Welcome news and a special opportunity

Author icon: Head shot of Commissioner Stephen BowenWe’ve had a flurry of activity here at the Department of Education ever since the Obama administration last week released guidelines for states interested in securing waivers from certain provisions of the federal No Child Left Behind law.

For nearly 10 years, that federal law has trapped Maine’s schools in a system that emphasizes test preparation at the expense of genuine learning, test results at the expense of more honest measures of students’ academic growth, and instruction in math and reading at the expense of the broader curriculum our students need to develop the skills colleges and employers will demand.

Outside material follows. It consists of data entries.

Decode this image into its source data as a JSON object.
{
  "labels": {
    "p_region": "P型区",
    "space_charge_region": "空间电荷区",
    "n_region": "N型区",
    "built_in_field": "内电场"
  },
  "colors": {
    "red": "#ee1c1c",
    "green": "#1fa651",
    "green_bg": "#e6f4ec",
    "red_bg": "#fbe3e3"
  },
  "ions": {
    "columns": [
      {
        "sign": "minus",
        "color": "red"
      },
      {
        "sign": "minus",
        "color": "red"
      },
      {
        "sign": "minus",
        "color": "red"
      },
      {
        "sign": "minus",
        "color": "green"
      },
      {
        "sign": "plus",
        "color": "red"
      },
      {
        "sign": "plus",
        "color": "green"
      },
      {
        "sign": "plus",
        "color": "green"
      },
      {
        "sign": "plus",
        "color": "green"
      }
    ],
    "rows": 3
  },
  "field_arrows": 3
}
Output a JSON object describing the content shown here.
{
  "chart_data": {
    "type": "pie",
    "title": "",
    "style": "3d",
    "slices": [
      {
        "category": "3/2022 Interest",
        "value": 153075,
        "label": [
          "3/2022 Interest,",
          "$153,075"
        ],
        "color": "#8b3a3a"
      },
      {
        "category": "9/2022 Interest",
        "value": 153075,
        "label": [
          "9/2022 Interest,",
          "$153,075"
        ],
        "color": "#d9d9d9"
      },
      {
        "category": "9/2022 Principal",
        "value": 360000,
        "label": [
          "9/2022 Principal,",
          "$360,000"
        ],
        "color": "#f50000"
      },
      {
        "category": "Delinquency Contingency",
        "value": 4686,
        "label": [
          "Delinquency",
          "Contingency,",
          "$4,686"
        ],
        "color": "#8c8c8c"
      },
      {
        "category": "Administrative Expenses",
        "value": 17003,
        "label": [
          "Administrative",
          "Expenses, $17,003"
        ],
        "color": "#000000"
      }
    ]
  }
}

That’s why this news about relief from No Child Left Behind is promising. It’s an opportunity for us to move beyond the unrealistic targets of adequate yearly progress and devote our attention to a host of promising improvements already underway in our schools:

  • We’re implementing the rigorous Common Core state standards for math and English language arts – standards that clearly lay out what students need to know and be able to do to be prepared for college and careers;
  • We have plans to transition to a new generation of modern, computer-based assessments that are aligned with those rigorous standards, test higher-order skills and offer teachers the chance to make assessment useful – using it as a way to identify areas where students need help and to adjust instruction accordingly;
  • We’re laying the groundwork for an accountability system that recognizes our educators when they help students grow, provides them with constructive feedback when improvement is needed and allows for a wide variety of improvement strategies – rather than a one-size-fits-all approach; and
  • We have schools that are devising an array of model teacher and administrator evaluations that school districts can use – evaluations that provide helpful feedback to the professionals in our schools so they can continue to grow in their jobs.

We’ve made strides in most of those areas, and that’s where federal officials are directing their attention. That’s why Maine is in a strong position to write a waiver application that will pass muster.

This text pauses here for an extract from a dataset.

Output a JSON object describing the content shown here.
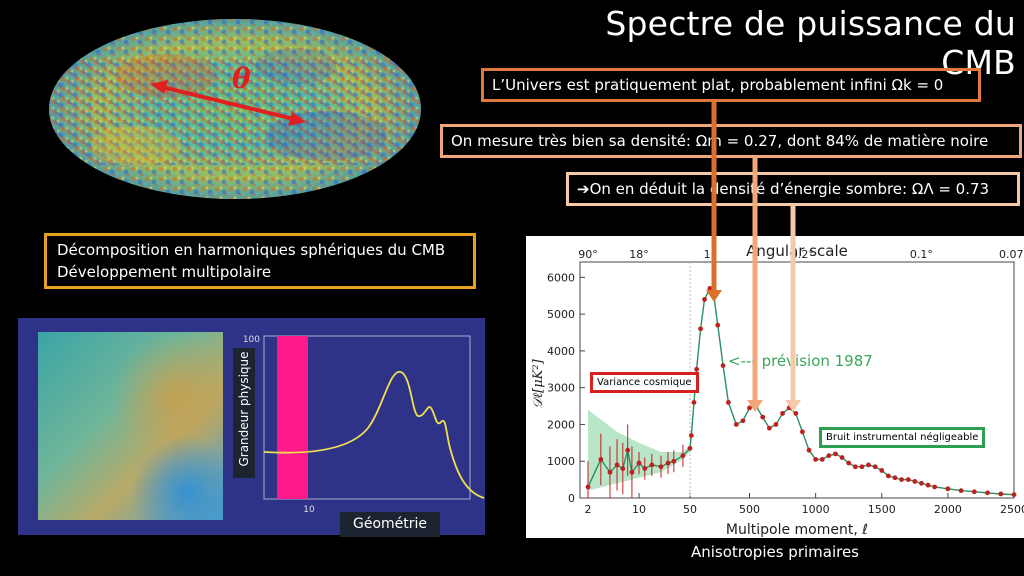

Still, many questions remain about what a new accountability system for our schools will look like.

How will we determine which schools to recognize for outstanding achievement and which schools to target for support? Which strategies will we use to help those schools that need improvement? Which principles and measures will school districts use to set up constructive performance evaluations for their staff?

We’re aiming to submit our waiver application by mid-February. That means we have four-and-a-half months to answer those questions and many more. We have four-and-a-half months to decide what our state’s schools will do in the absence of Adequate Yearly Progress targets and Continuous Improvement Priority Status monikers.

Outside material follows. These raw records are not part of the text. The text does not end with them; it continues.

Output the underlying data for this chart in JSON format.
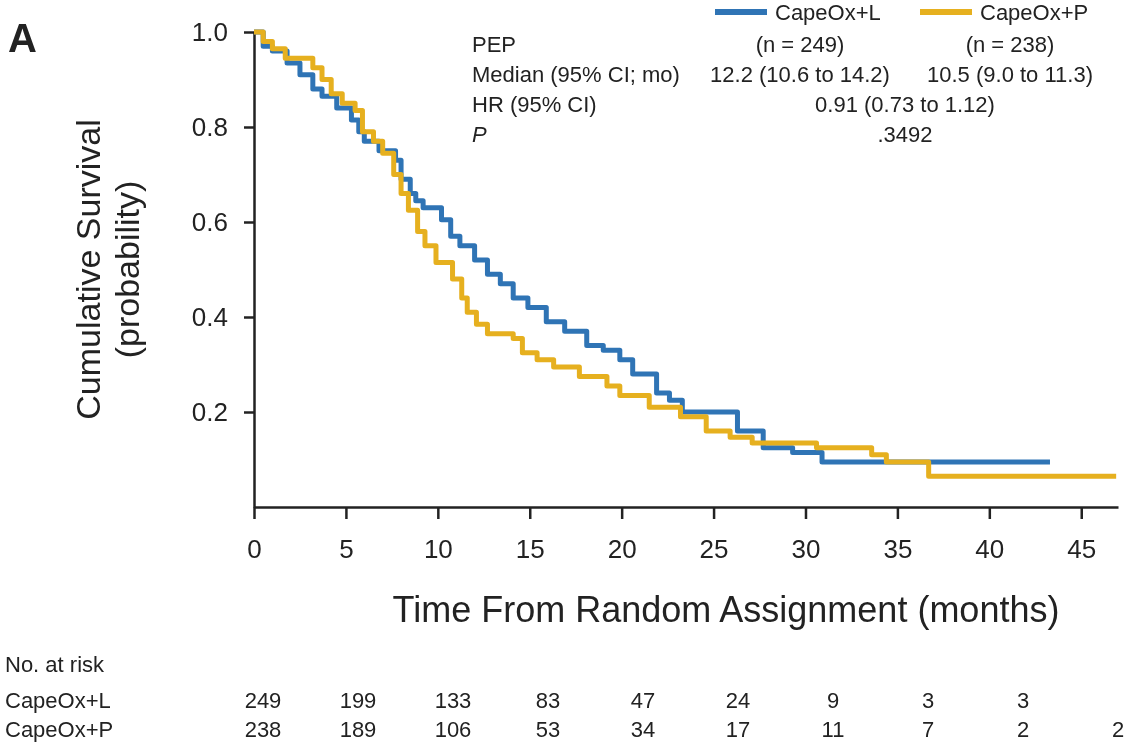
{
  "chart_data": {
    "type": "step",
    "xlabel": "Time From Random Assignment (months)",
    "ylabel": "Cumulative Survival\n(probability)",
    "xlim": [
      0,
      47
    ],
    "ylim": [
      0,
      1
    ],
    "xticks": [
      0,
      5,
      10,
      15,
      20,
      25,
      30,
      35,
      40,
      45
    ],
    "yticks": [
      0.2,
      0.4,
      0.6,
      0.8,
      {
        "value": 1,
        "label": "1.0"
      }
    ],
    "legend": "top right",
    "grid": false,
    "series": [
      {
        "name": "CapeOx+L",
        "color": "#2f74b5",
        "x": [
          0,
          0.5,
          1,
          1.8,
          2.5,
          3.2,
          3.7,
          4.5,
          5.3,
          5.7,
          6.0,
          6.8,
          7.7,
          8.0,
          8.5,
          8.8,
          9.2,
          10.2,
          10.7,
          11.2,
          12.0,
          12.7,
          13.4,
          14.1,
          14.9,
          15.9,
          16.9,
          18.1,
          19.0,
          19.9,
          20.6,
          21.9,
          22.6,
          23.3,
          26.3,
          27.7,
          29.3,
          30.9,
          43.3
        ],
        "values": [
          1.0,
          0.97,
          0.96,
          0.935,
          0.91,
          0.88,
          0.865,
          0.84,
          0.815,
          0.79,
          0.77,
          0.75,
          0.73,
          0.69,
          0.66,
          0.645,
          0.63,
          0.605,
          0.57,
          0.55,
          0.52,
          0.49,
          0.47,
          0.44,
          0.42,
          0.39,
          0.37,
          0.34,
          0.33,
          0.31,
          0.28,
          0.24,
          0.225,
          0.2,
          0.16,
          0.125,
          0.115,
          0.095,
          0.095
        ]
      },
      {
        "name": "CapeOx+P",
        "color": "#e6b01f",
        "x": [
          0,
          0.5,
          1.0,
          1.7,
          3.2,
          3.7,
          4.2,
          4.8,
          5.5,
          5.9,
          6.5,
          7.0,
          7.6,
          8.0,
          8.4,
          8.9,
          9.3,
          9.9,
          10.8,
          11.3,
          11.6,
          12.1,
          12.7,
          14.1,
          14.6,
          15.4,
          16.3,
          17.7,
          19.2,
          19.9,
          21.5,
          23.2,
          24.6,
          25.9,
          27.1,
          30.6,
          33.6,
          34.4,
          36.7,
          46.9
        ],
        "values": [
          1.0,
          0.98,
          0.965,
          0.945,
          0.925,
          0.9,
          0.87,
          0.85,
          0.835,
          0.79,
          0.77,
          0.745,
          0.7,
          0.66,
          0.625,
          0.58,
          0.55,
          0.515,
          0.48,
          0.44,
          0.41,
          0.385,
          0.365,
          0.355,
          0.325,
          0.31,
          0.295,
          0.275,
          0.255,
          0.235,
          0.21,
          0.19,
          0.16,
          0.147,
          0.135,
          0.125,
          0.11,
          0.095,
          0.065,
          0.065
        ]
      }
    ],
    "annotations": [
      "A",
      "PEP",
      "Median (95% CI; mo)",
      "HR (95% CI)",
      "P",
      "(n = 249)",
      "(n = 238)",
      "12.2 (10.6 to 14.2)",
      "10.5 (9.0 to 11.3)",
      "0.91 (0.73 to 1.12)",
      ".3492",
      "No. at risk",
      "CapeOx+L\t249\t199\t133\t83\t47\t24\t9\t3\t3",
      "CapeOx+P\t238\t189\t106\t53\t34\t17\t11\t7\t2\t2"
    ]
  }
}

Amid all the questions, there are a few certainties.

First, we have piles of work ahead of us. But that work won’t be done in isolation. As important decisions are made, the Department of Education will take deliberate steps to involve educators from across the state and the professional associations that represent them.

Second, this isn’t the end of accountability. Regardless of how we ultimately do it, schools will still need to be transparent about the performance of their students. And they’ll still be expected to make changes when that performance needs improvement. Our hope, though, is that the information available to schools and to the public will be more helpful, more honest and more useful than what’s available now. And we hope that a larger menu of improvement options will be available to our schools.

Third, this is an unprecedented opportunity. The U.S. Congress has, for now, failed to provide us with the overhaul of No Child Left Behind that we desperately need. In the face of inaction, the federal government has essentially granted the states a license to overhaul.

Let’s use this opportunity to work toward the education system we know we need.

Resources and more information

2 thoughts on “Welcome news and a special opportunity

  1. Elizabeth: Thanks for your comment. We will be involving many people in the development of a waiver application, both formally and informally – in fact, we’re required to by the waiver guidelines.

    We’re still in the very early stages here, and will be working quickly to fully review all the guidance and form an approach and a plan. The plan we develop must – both because it’s required and because it makes sense – address student, teacher, and school accountability. Also, you might find helpful a webinar we conducted with superintendents earlier this week in which a number of questions about the waiver were answered. You can find it here: http://www.maine.gov/education/nclb/accountability.html

    Stay tuned for opportunities to participate in the process.

    Rachelle Tome, ESEA Federal Programs Director, Maine DOE

  2. First, I hope you consider involving some retired, highly qualified, highly experienced, highly successful, and tech-enabled educators (such as myself, but I am just one of many) in your response to the waiver opportunity. What “we know we need” will undoubtedly have some elements of what has been eliminated in the last 10 years, as well as elements of what has been improved in the last 10 years. It might be helpful to have some insight from clear eyes that are not vested in a school, job, or institution – but in the idea of education for the children of Maine.
    Second, I find your message about accountability to be unclear. Are you addressing primarily the performance of teachers, the performance of students, or the performance of schools? It is important, I feel, that you, as Commissioner, articulate the nature of the interaction between these elements. Any approach to the concept of accountability measurement must stand on firm philosophical and pedogogical ground. This is more important than data.